Numa discussão acerca dos temas da peça, alguns saltam aos olhos. Um dos grandes interesses de Shakespeare em suas peças históricas é o poder da realeza. Em Ricardo II, o poeta dramatiza duas muito diferentes atitudes com relação ao reinado: de acordo com o rei e seus seguidores, os reis deveriam herdar suas coroas de seus pais, e eles têm direito de governar porque são representantes escolhidos por Deus na Terra; de acordo com Henrique Bolingbroke e seus seguidores, o direito de um rei para governar é um privilégio garantido a este por seus súditos, o que significa que o direito para governar depende do fato de o rei ser ou não realmente um bom líder. Críticos e historiadores apontam que, quando Shakespeare estava escrevendo Ricardo II, as ideias europeias sobre poder e monarquia estavam começando a mudar de um ponto de vista religioso, como o de Ricardo II, para um mais secular (no sentido de não estar ligado a religião), como o de Henrique IV; a peça é um reflexo desta mudança.
Ricardo II |
João de Gaunt, Duque de Lencastre |
Tomás Mowbray |
Outro tema é o da família. Nesta peça são apresentados muitos conflitos familiares; por exemplo, muitos personagens estão tentando descobrir como agir quando seus primos, filhos e pais acabam se tornando politicamente opostos. Não ajuda na resolução do conflito travado entre os dois pretendentes à coroa o fato de serem primos; ainda que Ricardo II seja politicamente o herdeiro legal ao trono, Bolingbroke parece ter mais coisas em comum com seu admirado avô, Eduardo III, e muitas das qualidades que são necessárias para um bom líder. A peça nos incita a pensar sobre se os laços familiares seriam mais fortes ou mais importantes que as alianças políticas; as mulheres na peça escolhem a lealdade familiar todo o tempo, enquanto a maioria dos homens não. A família é obviamente uma categoria poderosa com consequências políticas maiores.

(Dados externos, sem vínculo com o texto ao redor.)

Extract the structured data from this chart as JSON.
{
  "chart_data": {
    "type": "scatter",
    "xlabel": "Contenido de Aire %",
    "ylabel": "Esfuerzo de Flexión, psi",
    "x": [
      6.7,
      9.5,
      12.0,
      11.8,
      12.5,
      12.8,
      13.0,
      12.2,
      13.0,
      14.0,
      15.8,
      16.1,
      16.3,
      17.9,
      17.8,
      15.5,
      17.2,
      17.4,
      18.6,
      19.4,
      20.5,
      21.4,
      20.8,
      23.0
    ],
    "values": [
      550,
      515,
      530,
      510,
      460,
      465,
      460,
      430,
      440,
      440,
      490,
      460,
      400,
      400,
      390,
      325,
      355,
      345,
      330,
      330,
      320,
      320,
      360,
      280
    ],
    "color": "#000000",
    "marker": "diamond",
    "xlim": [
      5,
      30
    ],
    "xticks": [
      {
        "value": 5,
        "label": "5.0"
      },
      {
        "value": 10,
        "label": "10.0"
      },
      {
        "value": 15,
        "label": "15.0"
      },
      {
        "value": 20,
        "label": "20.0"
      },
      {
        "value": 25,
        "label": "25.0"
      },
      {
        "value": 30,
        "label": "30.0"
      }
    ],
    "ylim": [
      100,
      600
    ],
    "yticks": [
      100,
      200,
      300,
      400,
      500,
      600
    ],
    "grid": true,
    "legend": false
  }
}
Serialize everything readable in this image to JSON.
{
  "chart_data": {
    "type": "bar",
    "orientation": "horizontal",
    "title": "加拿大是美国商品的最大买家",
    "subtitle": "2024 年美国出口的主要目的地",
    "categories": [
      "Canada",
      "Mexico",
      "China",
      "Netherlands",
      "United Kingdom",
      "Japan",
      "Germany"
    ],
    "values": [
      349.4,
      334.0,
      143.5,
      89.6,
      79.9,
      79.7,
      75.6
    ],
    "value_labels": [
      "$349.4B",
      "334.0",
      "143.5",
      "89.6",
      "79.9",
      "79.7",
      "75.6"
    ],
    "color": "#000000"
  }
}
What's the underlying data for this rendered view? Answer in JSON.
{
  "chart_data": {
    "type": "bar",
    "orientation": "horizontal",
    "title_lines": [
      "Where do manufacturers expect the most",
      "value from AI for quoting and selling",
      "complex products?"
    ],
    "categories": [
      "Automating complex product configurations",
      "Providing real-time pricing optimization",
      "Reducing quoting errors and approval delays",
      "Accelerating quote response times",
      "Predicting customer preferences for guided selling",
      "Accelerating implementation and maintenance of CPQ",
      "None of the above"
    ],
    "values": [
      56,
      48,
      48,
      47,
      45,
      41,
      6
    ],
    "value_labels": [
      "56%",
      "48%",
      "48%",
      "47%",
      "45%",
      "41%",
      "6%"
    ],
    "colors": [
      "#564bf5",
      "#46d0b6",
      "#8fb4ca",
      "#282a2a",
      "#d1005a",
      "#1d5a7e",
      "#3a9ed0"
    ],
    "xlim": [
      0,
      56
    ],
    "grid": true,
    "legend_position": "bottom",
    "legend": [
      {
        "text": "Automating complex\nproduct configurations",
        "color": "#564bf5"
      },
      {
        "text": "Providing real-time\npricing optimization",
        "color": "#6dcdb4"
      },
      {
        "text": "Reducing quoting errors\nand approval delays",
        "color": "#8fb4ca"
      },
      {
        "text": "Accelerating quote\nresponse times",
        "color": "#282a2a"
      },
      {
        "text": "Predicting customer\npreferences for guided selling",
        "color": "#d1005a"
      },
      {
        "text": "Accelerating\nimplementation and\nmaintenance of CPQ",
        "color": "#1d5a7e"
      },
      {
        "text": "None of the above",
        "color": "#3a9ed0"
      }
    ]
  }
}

Um outro tema é o da linguagem e da comunicação. Quanto poder as palavras realmente têm? Nesta peça, o poeta opõe o poder da linguagem com o poder da ação; por um lado, Ricardo II de certa forma acredita que suas palavras são poderosas, e isto tem certo sentido (ora, ele pode acabar com a vida de alguém ao bani-lo ou ordenando que seja executado; então, linguagem tem poder no sentido político). Mais adiante na peça, uma vez que Ricardo II não mais é o rei e suas palavras não são revestidas de poder político algum, ele articula sua linguagem para se tornar poderosa de outra forma: suas palavras são frequentemente tocantes e poéticas. Henrique Bolingbroke, por outro lado, deixa claro que não se importa muito com a linguagem; ao contrário de Ricardo, que descreva sua queda de forma tão poética que nós quase esquecemos que ele era um mau rei. Henrique não é um bom ´contador de histórias´; este considera a ação muito mais importante do que a linguagem, e aquela ação é o que o faz criar oportunidades e situações que irão trazer-lhe poder.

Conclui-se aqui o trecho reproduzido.